Kraldan çok, kralcı olan zat-ı muhteremler yoktu.
Kelleye gözlük takanlar, dosya koltuklayanlar, altı okka edilip de nutuk attırılanlar, emekten söz edip de emekçiyi ezenler, işine gelmeyen yol arkadaşlarının yollarını kesenler, aş, iş, ekmek ile oynamaktan da geri durmayanlar hiç yoktu. Nitekim boş süt şişesi gibi dış kapının yanına bırakıverdiler.
Yerel yönetimde çalışmak için ancak muhtaçlıklarına göre kişi tarafından değil bir komisyonca değerlendirilerek çağrılır, çalışanın ise, liyakat sahibi olmasına dikkat edilirdi.

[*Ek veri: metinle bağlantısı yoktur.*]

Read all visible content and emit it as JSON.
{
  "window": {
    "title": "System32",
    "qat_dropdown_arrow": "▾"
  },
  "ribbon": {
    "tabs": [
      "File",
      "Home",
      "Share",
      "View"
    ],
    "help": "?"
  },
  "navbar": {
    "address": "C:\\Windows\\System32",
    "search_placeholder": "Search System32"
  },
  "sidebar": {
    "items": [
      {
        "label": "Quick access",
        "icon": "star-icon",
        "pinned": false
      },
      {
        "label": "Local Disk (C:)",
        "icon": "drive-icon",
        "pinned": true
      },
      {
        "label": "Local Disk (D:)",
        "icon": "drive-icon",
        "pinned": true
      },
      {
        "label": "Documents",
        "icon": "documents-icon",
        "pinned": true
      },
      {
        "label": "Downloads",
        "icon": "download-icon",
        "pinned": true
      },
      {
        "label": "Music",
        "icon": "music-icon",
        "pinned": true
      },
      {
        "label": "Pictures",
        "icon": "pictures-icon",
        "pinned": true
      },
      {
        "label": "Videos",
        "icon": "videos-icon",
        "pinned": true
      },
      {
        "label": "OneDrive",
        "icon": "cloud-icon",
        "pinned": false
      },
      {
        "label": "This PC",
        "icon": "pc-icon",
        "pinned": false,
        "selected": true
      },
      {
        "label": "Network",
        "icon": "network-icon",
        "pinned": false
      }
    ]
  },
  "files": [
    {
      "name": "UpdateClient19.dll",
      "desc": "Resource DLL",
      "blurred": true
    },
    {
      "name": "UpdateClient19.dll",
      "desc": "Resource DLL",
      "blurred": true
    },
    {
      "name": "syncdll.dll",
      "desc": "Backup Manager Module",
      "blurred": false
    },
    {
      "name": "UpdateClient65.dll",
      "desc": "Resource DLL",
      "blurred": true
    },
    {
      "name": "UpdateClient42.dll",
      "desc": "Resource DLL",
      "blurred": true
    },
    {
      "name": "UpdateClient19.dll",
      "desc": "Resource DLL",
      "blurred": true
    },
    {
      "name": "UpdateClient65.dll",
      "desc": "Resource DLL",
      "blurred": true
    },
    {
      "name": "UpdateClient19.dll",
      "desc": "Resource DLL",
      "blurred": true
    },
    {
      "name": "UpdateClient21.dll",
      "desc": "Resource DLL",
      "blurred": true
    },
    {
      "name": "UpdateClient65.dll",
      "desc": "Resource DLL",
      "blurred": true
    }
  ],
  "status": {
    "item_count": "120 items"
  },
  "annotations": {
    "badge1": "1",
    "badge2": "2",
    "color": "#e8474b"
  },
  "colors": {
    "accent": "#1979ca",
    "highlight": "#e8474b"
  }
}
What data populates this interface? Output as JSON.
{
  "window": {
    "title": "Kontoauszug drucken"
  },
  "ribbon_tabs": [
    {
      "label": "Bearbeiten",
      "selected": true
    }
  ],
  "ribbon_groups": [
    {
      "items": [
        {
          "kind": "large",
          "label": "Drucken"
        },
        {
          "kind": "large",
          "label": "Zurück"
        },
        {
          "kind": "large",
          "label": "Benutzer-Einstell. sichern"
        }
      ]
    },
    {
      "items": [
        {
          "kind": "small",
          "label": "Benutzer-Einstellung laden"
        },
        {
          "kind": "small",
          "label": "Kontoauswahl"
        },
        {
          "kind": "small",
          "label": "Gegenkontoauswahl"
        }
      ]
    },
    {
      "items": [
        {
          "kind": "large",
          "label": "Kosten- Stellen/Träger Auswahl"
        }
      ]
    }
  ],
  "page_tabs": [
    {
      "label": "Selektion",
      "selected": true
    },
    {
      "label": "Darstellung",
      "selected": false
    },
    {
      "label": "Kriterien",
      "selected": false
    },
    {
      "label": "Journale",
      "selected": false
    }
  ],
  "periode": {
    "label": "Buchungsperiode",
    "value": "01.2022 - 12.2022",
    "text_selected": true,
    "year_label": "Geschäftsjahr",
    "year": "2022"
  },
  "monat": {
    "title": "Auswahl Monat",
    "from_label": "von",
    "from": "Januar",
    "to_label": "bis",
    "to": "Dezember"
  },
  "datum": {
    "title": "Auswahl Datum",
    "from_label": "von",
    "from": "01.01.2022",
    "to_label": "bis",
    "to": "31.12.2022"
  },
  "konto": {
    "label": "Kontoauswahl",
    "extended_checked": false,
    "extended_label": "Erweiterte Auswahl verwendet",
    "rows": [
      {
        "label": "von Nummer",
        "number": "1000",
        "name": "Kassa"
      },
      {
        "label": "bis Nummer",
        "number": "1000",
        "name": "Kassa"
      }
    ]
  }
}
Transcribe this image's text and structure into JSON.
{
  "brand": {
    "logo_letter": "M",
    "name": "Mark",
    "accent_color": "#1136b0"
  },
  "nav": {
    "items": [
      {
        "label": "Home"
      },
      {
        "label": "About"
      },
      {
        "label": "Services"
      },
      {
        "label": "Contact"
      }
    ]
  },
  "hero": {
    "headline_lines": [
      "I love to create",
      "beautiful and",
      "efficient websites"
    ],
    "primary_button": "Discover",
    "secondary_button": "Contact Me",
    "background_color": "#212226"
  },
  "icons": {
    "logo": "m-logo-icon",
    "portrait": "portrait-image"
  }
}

Haksızlığa karşı masaya yumruk vuracak biri mutlaka çıkardı.
**
Hiç unutmam, Babam genç yaşta öldükten sonra terk ettiğimiz köydeki evimizi kontrol etmeye gittim. Ocaklık gözünde küçük bir kitapçık, nemden yapışmış, ıslanmış. Dikkatle çıkardım. Seçim önü bastırılmış bir milletvekili adayının hayatını anlattığı satırlar, önce babamla beraber okumuştum. Babam büyük bir umutla “bu adam bizim sesimiz olacak” diyordu.
Ben ise nasıl umut olacak diye anlayamıyordum. Yarın sen yine inek ardında, kazma, kürek elinde olacak diyordum da rahmetli seçim döneminde dağ, tepe, şehir koştu. Yoksula bir umut olacağına inandığı vekil adaylarının ardında koştu.
Bir vekil adayı, küçüklüğünde çektiği sıkıntıları anlatıyor ve bir yandan da mısır köklerinin ayağına batan iz yapmış yerlerini gösterircesine anlatıyor, “Çok acıdı” diyordu.
O mısır kökünün kazığının acısını, ben ve babam birlikte yüreğimizde hissettik. Evde ikimiz birlikte ayağımızı bile ovaladık. Kendinden de bir şeyler bulmuştu babam.
Birlikte tanıdığından, eş ve dosttan el açıp oy istedi.
Radyoda yemin eden vekilin sesi işitildiğinde alkışladı,
Gözleri nemlendi.
**
Anlayacaktı ki umut simsarlığının yapıldığını...
**
Bir bayram günü kasabaya vekil gelecekti.
O dağ köyünden kasabaya koşturdular.
Vekilin selamsız bandosu gibi el sallayarak geçişini gördü.